Durante a votação, senadores destacaram a importância de ampliar mecanismos legais de proteção às mulheres. A senadora Damares Alves afirmou que o país precisa enfrentar a misoginia, mas alertou sobre a necessidade de equilibrar a medida com liberdade de expressão e segurança jurídica.
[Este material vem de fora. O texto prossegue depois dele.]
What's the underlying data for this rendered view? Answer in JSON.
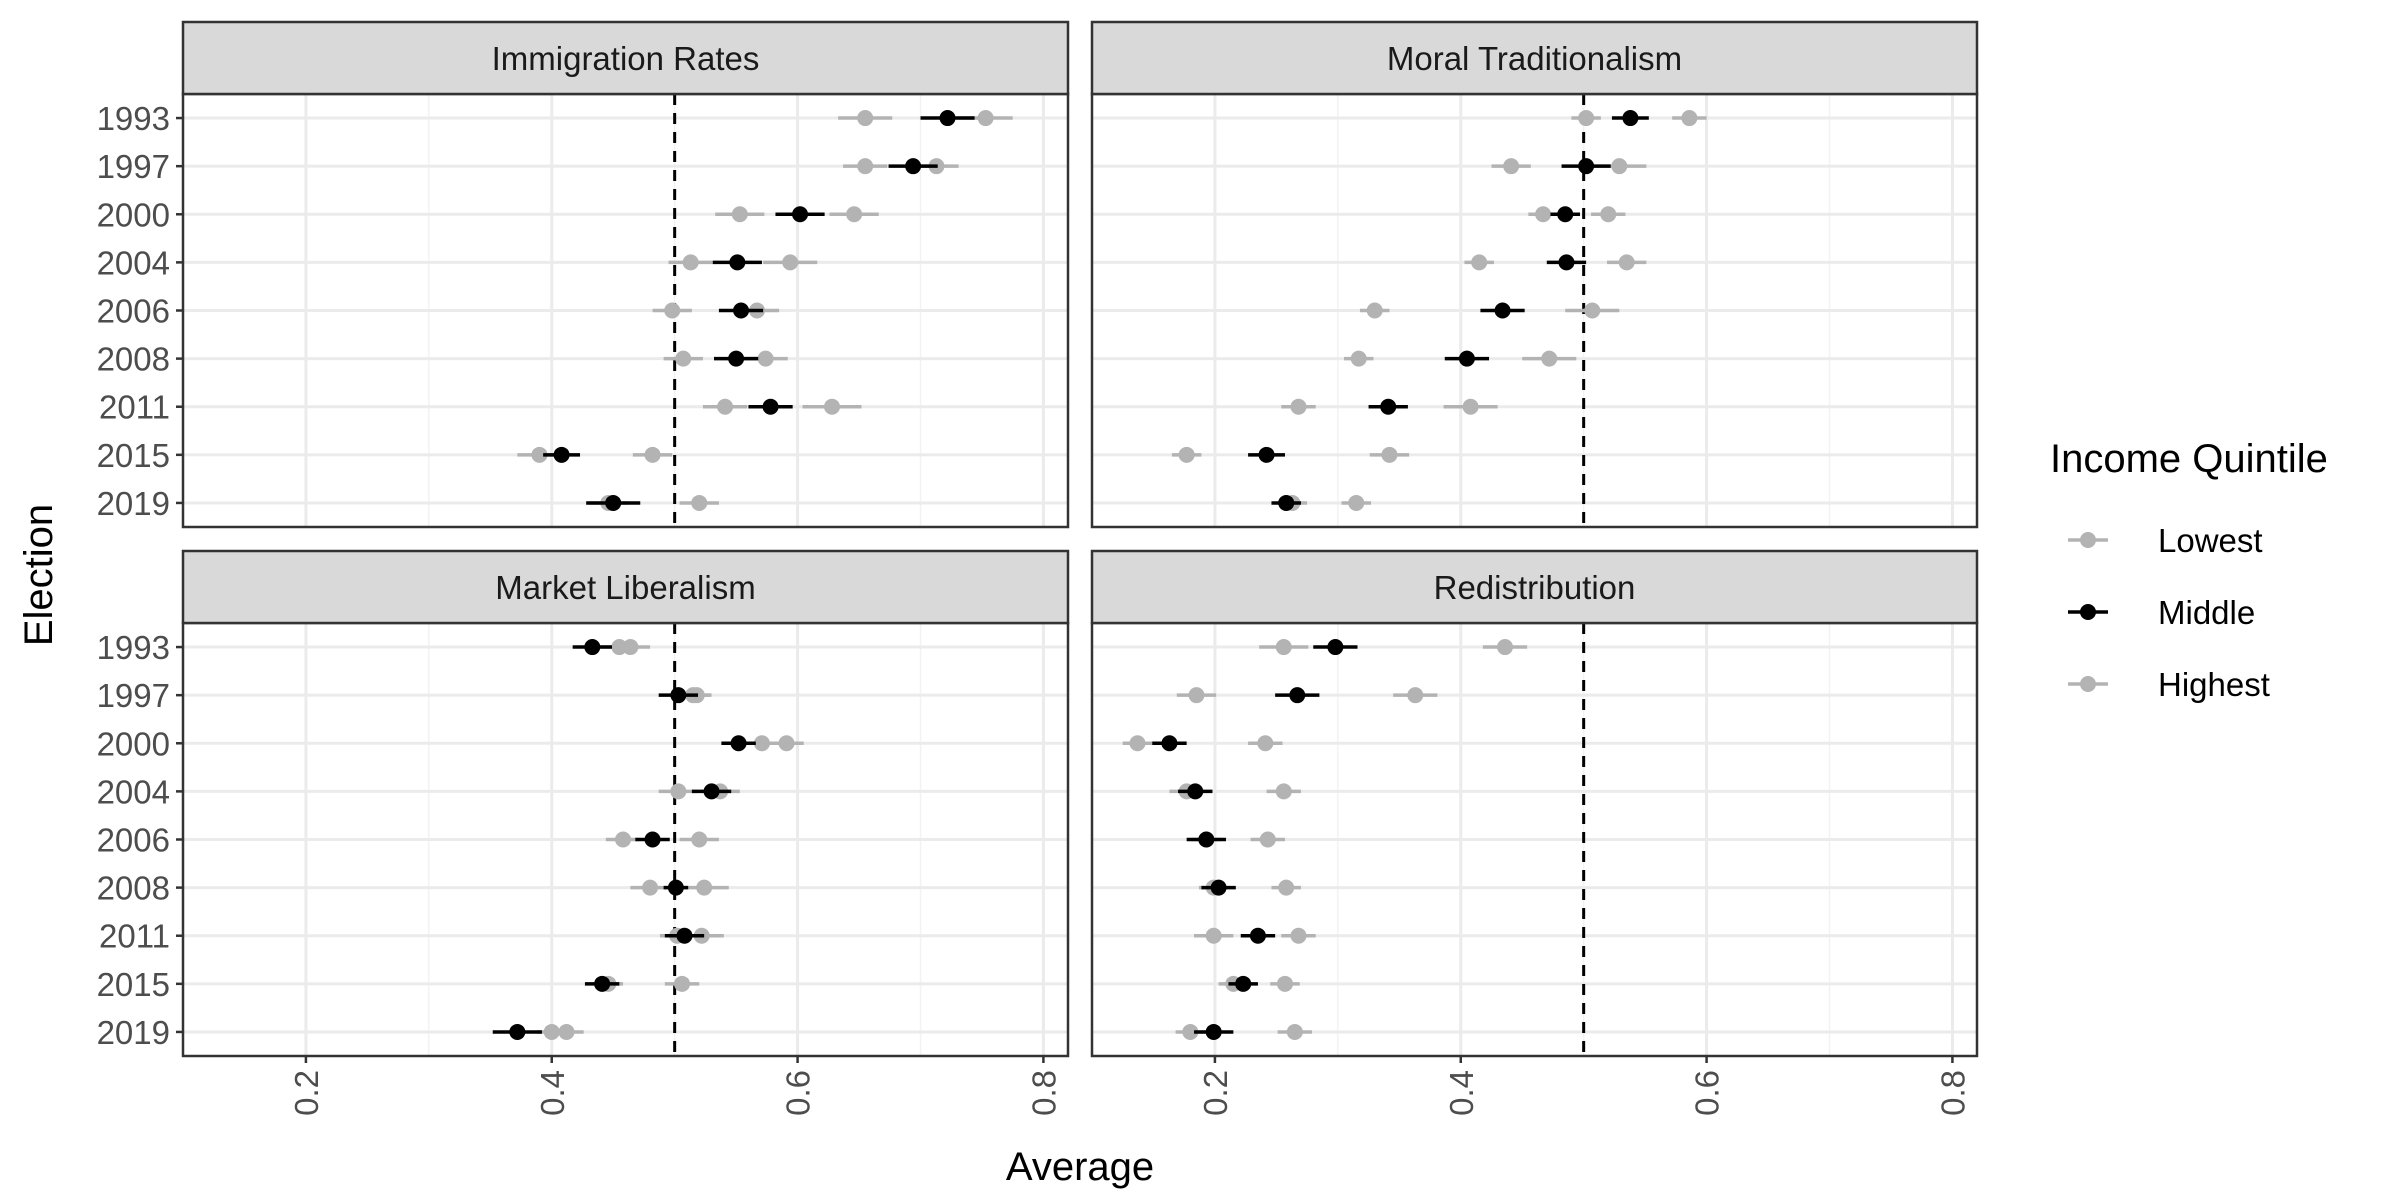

Com a aprovação no Senado, o próximo passo é a análise dos deputados federais. Caso seja aprovada e sancionada, a nova regra passará a vigorar em todo o país, tornando a misoginia crime inafiançável e imprescritível, equiparando-a formalmente ao racismo.

Como cada senador votou:

✅ Votaram Sim: Alessandro Vieira, Confúcio Moura, Eduardo Braga, Fernando Dueire, Fernando Farias, Ivete da Silveira, Jader Barbalho, Marcelo Castro, Renan Calheiros, Veneziano Vital do Rêgo, Eduardo Girão, Leila Barros, Weverton, Bruno Bonetti, Carlos Portinho, Dra. Eudócia, Eduardo Gomes, Flávio Bolsonaro, Izalci Lucas, Jaime Bagattoli, Marcio Bittar, Marcos Rogério, Wellington Fagundes, Wilder Morais, Carlos Viana, Giordano, Marcos do Val, Soraya Thronicke, Ciro Nogueira, Daniella Ribeiro, Esperidião Amin, Laércio Oliveira, Luis Carlos Heinze, Margareth Buzetti, Tereza Cristina, Ana Paula Lobato, Chico Rodrigues, Flávio Arns, Jorge Kajuru, Irajá, Jussara Lima, Lucas Barreto, Nelsinho Trad, Omar Aziz, Rodrigo Pacheco, Vanderlan Cardoso, Zenaide Maia, Oriovisto Guimarães, Plínio Valério, Styvenson Valentim, Augusta Brito, Beto Faro, Fabiano Contarato, Humberto Costa, Jaques Wagner, Paulo Paim, Randolfe Rodrigues, Rogério Carvalho, Teresa Leitão, Alan Rick, Cleitinho, Damares Alves, Hamilton Mourão, Roberta Acioly, Efraim Filho, Jayme Campos, Sergio Moro.

❌ Votaram Não: nenhum.

Ausentes ou justificadas: Astronauta Marcos Pontes, Magno Malta, Rogerio Marinho, Dr. Hiran, Cid Gomes, Eliziane Gama, Mara Gabrilli, Sérgio Petecão, Angelo Coronel, Professora Dorinha Seabra, Jorge Seif (presente em missão), Zequinha Marinho (atividade política/cultural), Otto Alencar (atividade política/cultural).